PURPOSE. TO describe an in vivo mouse model for the study of recurrent corneal erosion syndrome (RCES) in mice and to characterize the changes in α9 integrin expression during wound healing. METHODS. Corneal epithelial debridement wounds of two sizes (1.5 and 2.5 mm) were made on the ocular surface of BALB/c mice and were evaluated at various times after wounding. Corneas were processed either as whole mounts and stained with propidium iodide and an antibody against α9 integrin or for bromodeoxyuridine analyses of cell proliferation.
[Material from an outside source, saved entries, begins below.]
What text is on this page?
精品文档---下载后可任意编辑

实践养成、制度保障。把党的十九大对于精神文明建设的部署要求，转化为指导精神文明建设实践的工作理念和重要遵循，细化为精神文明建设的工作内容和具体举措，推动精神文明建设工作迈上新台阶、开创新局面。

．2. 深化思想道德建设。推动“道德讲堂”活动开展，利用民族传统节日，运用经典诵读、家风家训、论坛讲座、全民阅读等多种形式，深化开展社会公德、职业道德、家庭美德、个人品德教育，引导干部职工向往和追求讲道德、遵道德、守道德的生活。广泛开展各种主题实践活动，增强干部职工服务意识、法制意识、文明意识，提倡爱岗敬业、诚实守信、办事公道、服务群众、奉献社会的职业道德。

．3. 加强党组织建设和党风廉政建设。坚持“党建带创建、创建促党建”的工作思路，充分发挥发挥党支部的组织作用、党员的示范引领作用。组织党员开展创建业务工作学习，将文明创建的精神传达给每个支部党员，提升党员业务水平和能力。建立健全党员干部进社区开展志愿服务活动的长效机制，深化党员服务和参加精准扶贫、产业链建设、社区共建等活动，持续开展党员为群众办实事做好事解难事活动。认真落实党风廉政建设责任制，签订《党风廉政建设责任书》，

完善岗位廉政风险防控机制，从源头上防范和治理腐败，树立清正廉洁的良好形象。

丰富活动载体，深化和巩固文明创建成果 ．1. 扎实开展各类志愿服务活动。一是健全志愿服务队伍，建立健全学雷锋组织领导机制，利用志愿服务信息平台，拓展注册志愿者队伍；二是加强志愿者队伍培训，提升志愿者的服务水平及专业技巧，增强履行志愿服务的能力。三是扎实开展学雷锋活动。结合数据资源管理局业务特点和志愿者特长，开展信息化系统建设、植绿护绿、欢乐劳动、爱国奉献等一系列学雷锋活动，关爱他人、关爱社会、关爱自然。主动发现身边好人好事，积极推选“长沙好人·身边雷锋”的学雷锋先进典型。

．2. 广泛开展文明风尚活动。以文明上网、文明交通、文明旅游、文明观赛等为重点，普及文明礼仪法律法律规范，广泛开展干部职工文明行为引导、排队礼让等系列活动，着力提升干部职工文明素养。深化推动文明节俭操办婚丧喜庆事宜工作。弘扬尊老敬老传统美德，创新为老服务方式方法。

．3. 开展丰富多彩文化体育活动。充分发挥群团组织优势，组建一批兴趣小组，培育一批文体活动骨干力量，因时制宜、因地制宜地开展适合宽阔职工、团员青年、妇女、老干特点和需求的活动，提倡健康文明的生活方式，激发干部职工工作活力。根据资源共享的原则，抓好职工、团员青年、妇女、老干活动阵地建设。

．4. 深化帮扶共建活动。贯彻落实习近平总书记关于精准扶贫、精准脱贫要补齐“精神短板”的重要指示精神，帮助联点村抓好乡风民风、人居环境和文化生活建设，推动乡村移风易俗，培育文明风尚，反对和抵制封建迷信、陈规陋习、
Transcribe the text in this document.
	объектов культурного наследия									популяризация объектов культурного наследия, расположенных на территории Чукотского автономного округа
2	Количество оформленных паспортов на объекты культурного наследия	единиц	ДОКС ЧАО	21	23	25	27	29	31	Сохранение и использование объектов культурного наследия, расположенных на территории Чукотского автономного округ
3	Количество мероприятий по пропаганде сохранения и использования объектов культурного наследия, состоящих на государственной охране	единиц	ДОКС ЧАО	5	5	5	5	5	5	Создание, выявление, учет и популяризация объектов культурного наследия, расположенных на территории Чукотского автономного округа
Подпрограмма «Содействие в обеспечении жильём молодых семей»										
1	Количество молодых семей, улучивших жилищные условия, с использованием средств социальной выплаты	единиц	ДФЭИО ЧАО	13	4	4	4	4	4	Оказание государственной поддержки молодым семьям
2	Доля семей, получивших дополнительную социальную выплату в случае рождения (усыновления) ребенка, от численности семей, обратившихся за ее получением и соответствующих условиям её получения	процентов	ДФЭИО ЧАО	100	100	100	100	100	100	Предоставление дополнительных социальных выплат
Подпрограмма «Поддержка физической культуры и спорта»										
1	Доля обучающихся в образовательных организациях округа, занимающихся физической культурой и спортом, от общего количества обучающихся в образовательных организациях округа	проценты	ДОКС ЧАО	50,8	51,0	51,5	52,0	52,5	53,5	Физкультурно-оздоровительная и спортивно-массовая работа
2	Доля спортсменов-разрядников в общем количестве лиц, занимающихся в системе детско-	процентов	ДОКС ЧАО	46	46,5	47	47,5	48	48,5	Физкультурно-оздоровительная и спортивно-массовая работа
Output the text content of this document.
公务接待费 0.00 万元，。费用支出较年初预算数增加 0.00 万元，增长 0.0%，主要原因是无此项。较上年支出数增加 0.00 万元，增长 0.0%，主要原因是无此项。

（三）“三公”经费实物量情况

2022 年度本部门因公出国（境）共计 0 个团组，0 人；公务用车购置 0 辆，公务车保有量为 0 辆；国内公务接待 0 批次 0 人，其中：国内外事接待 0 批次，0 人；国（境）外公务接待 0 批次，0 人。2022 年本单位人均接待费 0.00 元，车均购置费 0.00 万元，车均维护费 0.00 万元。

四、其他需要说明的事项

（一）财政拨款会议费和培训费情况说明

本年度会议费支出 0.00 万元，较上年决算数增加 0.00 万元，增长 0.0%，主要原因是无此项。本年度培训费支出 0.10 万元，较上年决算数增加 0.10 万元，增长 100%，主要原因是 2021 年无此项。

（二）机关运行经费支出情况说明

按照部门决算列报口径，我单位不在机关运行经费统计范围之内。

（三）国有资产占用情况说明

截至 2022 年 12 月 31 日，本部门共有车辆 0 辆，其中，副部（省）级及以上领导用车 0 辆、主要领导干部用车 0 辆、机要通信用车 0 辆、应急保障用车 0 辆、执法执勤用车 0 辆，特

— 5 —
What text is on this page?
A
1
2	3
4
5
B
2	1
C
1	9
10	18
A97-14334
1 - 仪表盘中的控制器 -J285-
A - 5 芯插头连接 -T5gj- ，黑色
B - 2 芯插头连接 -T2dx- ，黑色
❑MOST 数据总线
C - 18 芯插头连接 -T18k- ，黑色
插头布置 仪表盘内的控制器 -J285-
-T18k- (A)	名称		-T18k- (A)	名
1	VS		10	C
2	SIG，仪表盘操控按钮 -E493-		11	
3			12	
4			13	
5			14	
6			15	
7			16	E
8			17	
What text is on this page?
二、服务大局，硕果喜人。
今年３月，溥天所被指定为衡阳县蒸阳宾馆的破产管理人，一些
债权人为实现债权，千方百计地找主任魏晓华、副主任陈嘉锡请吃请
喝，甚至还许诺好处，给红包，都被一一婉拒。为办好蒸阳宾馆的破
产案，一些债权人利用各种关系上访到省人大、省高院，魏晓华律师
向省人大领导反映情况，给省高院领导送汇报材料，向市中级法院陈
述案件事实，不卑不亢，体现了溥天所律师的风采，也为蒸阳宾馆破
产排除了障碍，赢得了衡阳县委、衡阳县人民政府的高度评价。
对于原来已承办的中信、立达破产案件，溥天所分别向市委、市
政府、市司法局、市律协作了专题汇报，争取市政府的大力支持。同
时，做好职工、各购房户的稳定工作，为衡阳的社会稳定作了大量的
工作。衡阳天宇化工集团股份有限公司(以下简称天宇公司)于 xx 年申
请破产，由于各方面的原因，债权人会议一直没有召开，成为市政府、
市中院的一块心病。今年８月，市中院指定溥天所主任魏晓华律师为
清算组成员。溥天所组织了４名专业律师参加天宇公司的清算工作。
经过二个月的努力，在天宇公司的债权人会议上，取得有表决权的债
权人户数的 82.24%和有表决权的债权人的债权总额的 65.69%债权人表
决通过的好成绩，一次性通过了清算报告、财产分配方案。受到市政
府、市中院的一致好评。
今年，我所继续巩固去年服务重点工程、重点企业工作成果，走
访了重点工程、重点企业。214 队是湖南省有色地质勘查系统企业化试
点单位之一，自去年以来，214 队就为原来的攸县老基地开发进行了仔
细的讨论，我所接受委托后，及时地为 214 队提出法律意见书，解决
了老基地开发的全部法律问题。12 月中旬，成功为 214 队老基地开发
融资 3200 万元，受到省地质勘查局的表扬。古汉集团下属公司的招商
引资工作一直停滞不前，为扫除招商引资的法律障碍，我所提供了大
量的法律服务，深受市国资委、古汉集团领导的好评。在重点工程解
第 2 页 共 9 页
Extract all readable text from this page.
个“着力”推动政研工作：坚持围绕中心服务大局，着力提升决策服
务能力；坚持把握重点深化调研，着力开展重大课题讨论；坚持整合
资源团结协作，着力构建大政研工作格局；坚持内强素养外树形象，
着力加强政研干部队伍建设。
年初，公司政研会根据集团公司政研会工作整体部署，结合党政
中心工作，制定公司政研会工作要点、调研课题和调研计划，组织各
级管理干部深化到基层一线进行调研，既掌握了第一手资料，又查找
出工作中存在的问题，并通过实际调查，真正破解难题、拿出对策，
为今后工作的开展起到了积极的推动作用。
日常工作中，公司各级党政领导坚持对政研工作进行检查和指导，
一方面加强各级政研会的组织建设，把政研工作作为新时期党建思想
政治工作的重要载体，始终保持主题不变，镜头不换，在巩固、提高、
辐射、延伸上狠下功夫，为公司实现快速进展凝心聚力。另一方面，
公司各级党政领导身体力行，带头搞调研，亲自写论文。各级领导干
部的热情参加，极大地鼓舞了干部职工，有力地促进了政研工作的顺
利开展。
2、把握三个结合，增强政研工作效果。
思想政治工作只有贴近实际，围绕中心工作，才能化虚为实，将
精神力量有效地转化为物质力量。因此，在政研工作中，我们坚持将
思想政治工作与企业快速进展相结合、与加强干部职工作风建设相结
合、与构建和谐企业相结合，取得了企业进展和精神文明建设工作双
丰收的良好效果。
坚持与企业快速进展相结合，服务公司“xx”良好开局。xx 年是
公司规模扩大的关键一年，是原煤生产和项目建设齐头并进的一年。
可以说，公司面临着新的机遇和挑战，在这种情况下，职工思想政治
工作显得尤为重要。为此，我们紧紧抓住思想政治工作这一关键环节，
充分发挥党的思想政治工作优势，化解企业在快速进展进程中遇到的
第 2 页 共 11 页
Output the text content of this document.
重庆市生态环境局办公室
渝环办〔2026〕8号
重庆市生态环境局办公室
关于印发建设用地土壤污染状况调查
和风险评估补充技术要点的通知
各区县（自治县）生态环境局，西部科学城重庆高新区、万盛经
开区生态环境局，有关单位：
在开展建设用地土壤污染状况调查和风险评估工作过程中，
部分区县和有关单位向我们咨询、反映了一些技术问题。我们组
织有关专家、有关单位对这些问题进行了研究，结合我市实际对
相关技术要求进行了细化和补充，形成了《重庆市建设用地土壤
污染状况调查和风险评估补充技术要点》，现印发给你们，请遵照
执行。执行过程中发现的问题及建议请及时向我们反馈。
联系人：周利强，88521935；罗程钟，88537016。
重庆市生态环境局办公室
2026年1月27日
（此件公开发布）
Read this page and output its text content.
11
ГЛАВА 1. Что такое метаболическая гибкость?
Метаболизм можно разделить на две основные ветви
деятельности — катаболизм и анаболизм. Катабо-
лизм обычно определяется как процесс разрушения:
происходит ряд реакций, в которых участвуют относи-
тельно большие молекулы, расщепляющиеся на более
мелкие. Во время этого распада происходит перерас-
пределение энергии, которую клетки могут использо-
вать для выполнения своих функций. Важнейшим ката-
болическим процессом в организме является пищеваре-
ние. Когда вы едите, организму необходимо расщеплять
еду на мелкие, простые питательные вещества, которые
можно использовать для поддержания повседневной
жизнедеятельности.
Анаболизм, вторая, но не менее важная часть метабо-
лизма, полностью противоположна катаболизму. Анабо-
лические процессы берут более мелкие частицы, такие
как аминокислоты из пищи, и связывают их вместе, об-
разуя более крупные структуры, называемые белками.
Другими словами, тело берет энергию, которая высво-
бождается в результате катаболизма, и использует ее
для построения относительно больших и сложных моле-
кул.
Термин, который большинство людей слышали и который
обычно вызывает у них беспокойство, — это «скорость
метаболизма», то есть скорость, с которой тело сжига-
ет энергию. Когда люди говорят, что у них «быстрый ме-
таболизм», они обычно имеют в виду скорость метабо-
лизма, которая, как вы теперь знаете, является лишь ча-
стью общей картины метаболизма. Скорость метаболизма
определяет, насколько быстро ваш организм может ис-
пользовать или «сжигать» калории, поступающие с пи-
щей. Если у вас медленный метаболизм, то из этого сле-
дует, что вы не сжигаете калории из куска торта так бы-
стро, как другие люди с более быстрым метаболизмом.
A separate study involved analyses of corneal wound healing over time in individual mice with large and small debridement wounds. Mice were anesthetized once per week and their corneas stained with fluorescein to assess the quality of the corneal epithelium. After 6 weeks, mice were killed and eyes processed for study by immunofluorescence in either whole mounts or frozen sections. RESULTS. Whole mount confocal microscopy showed open wounds on the ocular surface of mice at 1 and 2 weeks after large wounds were created, but not after small wounds. In addition, α9 integrin was upregulated during healing, and changes were observed in α9 integrin localization at the limbus with large wounds but not with small wounds. Although only 1 of 16 corneas with small wounds had erosions at 1 and 2 weeks, 11 of 16 with large wounds had erosions. However, by 6 weeks, 13 of 16 eyes showed signs of erosion whether wounds were small or large. With large wounds, RCES corneas frequently showed numerous goblet cells adjacent to a limbus lacking α9 integrin. Corneas from mice with documented RCES showed both retention of α9 integrin and tenascin-C expression at the anterior stromal-epithelial interface as well as impaired relocalization of α3β1 integrin to the basement membrane zone. CONCLUSIONS. These data show that spontaneous recurrent corneal erosions occur in a mouse model after manual creation of a single wound by debridement. Differences between the healing of small (1.5 mm) and large (2.5 mm) wounds were observed. Large wounds often resulted in the presence of goblet cells on the central cornea and a loss of α9 integrin at the limbus. Small wounds never showed differences in the localization of α9 integrin at the limbus, and no goblet cells were observed in the central cornea. More studies are needed to understand the causes of erosions in these mice.